A Red Cross Hero’s Words: ‘I Am My Best Self in Situations Like These’

A Red Cross Hero’s Words: 'I Am My Best Self in Situations Like These' (Claire Liszkay)

In 2005, Claire Liszkay went on a trip to Nicaragua and what was originally a personal mission to learn Spanish turned into a life-changing experience. Liszkay watched workers at a local hospital strike over a lack of resources and funds. “I saw the disparity between folks who have and folks who don’t have. I had never considered healthcare as a profession until this moment. I applied to nursing school from Nicaragua,” says Liszkay.

Now a nurse at Northwestern Memorial Hospital, Liszkay has volunteered to support disaster relief efforts near and far with life-saving medical care at every opportunity and at times sacrifices her own safety in order to help.

As a nurse at Rush Rehabilitation Center in 2010, she traveled to Haiti to support earthquake relief through Rush University’s Global Health program. Liszkay and her team provided medical care, prescription services, and rehydration treatment. They also established multiple clinics that resulted in a permanent, self-sustaining clinic now run by the local community with continued support from Rush University. “That was when I began to understand, in real life, what disaster response looks like,” says Liszkay. Since then, she has visited the island nine times to be part of the continuity of care. Working in Haiti was only the beginning of Liszkay’s passion for medical disaster response.
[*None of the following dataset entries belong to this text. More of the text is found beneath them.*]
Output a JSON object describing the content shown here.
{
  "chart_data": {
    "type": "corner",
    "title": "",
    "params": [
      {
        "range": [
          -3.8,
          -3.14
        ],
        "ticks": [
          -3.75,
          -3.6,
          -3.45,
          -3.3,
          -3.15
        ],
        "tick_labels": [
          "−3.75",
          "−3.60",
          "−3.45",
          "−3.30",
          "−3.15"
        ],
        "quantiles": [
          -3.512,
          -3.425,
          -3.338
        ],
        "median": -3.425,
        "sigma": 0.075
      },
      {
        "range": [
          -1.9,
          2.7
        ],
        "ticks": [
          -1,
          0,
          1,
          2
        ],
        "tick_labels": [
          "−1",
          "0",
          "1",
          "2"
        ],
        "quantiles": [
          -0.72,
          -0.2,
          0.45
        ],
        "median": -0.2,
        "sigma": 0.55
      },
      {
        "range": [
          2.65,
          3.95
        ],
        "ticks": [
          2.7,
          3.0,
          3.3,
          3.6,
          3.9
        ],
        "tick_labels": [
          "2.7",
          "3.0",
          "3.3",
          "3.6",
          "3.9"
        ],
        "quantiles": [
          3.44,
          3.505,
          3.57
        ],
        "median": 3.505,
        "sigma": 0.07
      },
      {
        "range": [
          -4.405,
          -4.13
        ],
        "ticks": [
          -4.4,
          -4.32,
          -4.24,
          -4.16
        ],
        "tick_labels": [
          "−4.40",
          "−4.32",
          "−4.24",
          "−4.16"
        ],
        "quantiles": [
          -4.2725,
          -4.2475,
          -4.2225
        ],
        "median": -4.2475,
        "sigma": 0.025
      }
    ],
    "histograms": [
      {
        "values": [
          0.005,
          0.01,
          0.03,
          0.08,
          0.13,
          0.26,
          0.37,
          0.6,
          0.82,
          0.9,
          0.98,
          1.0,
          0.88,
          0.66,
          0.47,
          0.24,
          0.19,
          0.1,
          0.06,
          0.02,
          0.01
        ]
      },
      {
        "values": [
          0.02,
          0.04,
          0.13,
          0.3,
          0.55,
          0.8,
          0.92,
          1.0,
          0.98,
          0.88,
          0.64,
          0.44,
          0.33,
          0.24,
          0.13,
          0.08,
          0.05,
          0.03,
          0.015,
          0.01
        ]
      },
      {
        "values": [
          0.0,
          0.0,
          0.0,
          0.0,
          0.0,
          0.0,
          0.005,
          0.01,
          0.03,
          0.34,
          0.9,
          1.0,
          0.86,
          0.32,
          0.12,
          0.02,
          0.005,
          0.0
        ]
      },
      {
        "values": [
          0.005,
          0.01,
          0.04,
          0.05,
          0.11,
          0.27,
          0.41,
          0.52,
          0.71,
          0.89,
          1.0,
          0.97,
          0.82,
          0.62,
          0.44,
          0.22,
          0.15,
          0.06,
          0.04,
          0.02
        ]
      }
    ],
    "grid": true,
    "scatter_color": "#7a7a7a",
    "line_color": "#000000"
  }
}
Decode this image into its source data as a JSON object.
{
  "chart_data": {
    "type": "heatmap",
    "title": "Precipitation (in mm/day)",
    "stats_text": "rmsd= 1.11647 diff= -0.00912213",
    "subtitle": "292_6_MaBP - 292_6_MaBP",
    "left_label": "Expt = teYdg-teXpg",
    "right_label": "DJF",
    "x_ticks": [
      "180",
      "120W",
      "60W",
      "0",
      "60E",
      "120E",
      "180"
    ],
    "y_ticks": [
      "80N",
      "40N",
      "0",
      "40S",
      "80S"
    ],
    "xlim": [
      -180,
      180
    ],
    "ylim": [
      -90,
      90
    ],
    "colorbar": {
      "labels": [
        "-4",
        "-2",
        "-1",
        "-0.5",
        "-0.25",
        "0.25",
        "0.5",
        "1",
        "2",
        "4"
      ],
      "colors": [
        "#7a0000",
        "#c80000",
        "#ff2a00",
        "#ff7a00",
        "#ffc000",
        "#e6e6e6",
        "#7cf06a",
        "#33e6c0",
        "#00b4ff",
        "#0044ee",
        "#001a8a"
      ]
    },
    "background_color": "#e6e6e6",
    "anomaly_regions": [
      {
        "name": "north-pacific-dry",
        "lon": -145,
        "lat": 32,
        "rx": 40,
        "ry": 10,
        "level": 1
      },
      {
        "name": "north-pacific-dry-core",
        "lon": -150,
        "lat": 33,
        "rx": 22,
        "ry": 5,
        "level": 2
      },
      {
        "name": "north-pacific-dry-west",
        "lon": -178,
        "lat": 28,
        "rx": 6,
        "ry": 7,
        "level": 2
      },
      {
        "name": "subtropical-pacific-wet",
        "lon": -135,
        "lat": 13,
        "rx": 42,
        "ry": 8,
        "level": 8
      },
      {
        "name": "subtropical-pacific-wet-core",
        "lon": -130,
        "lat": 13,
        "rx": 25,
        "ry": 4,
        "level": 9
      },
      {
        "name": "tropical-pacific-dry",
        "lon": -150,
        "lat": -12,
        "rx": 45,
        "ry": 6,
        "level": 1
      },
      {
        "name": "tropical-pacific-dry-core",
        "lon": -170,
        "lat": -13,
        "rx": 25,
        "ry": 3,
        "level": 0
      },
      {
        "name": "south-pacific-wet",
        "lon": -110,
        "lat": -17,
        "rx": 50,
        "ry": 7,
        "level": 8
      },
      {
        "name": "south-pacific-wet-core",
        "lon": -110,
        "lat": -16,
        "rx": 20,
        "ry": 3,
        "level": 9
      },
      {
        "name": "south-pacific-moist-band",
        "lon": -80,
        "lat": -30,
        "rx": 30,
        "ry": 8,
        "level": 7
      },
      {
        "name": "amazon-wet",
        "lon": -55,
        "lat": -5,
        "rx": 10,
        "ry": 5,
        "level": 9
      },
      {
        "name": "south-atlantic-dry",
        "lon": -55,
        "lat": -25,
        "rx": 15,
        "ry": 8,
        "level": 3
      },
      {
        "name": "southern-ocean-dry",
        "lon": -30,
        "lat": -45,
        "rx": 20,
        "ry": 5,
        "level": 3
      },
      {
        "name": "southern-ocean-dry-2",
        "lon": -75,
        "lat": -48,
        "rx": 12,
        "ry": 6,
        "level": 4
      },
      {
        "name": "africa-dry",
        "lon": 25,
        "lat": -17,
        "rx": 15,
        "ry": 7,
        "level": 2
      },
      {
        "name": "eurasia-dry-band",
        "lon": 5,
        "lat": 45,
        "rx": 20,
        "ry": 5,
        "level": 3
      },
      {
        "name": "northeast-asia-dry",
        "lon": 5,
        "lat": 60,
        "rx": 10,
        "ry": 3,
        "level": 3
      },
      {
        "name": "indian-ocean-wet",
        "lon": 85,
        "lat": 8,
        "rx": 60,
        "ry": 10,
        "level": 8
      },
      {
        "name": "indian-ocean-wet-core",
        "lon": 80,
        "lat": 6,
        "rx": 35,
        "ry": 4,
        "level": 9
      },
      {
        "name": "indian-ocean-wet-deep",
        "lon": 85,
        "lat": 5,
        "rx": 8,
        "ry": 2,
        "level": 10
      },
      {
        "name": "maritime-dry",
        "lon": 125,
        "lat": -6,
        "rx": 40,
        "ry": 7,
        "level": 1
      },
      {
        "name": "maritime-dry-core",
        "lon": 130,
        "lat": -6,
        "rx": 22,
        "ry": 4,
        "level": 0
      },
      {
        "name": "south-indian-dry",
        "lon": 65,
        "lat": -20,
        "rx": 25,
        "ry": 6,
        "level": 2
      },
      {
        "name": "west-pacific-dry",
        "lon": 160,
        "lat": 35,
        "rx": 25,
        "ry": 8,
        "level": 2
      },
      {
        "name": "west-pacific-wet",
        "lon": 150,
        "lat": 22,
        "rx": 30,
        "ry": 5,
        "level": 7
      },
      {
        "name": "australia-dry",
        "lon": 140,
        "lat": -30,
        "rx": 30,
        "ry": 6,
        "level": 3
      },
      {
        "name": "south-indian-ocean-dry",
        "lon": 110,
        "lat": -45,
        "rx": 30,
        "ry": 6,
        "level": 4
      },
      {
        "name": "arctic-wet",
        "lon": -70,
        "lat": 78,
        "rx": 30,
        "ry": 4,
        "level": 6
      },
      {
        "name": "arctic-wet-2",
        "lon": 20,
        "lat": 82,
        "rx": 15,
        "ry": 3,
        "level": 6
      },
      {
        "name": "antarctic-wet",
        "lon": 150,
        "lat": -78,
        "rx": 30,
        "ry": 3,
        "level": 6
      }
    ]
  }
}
In Liszkay’s current role at Northwestern Memorial Hospital, she was the first nurse to volunteer to care for patients coming into the hospital with Ebola symptoms. Later, Liszkay went on to spend six weeks in the epicenter of the Ebola crisis, Sierra Leone. There, she provided care to those who had potentially contracted the virus.

“I knew when the epidemic happened that I would get myself there,” says Liszkay. “I felt a calling. I would have had to talk myself out of going.”

In Sierra Leone, she worked at a holding center created to care for people with Ebola symptoms. The holding center comprised little more than a collection of tents, tarps, cots, and a generator. It was staffed by a couple dozen people from across the globe. Upon returning to the U.S., Liszkay was quarantined for three weeks to ensure she had not contracted the virus.

Liszkay is committed to providing medical care to those who need it most, both abroad and at home. She knows that you don’t have to go far to find healthcare disparity. In 2016 and 2017, Liszkay provided medical care in Missouri’s rural Mississippi Riverbank, where there’s a chronic lack of access to care. Last year, she was part of a medical team supporting those affected by Hurricane Irma in Big Pine Key, Florida. Liszkay also traveled to Houston to assist primary care clinics with the increased patient loads after Hurricane Harvey displaced a large portion of the local population.

She reflects on her commitment to disaster relief by saying, “I think I am my best self in situations like these — my best self and my best nurse.”

 

The Disaster Services Award is presented to an individual(s) who has exhibited heroic efforts in any or all of the areas of disaster services, including preparedness, response or recovery during a natural disaster or emergency situation, or has made an ongoing commitment to a community that experienced a disaster in response to an identified need.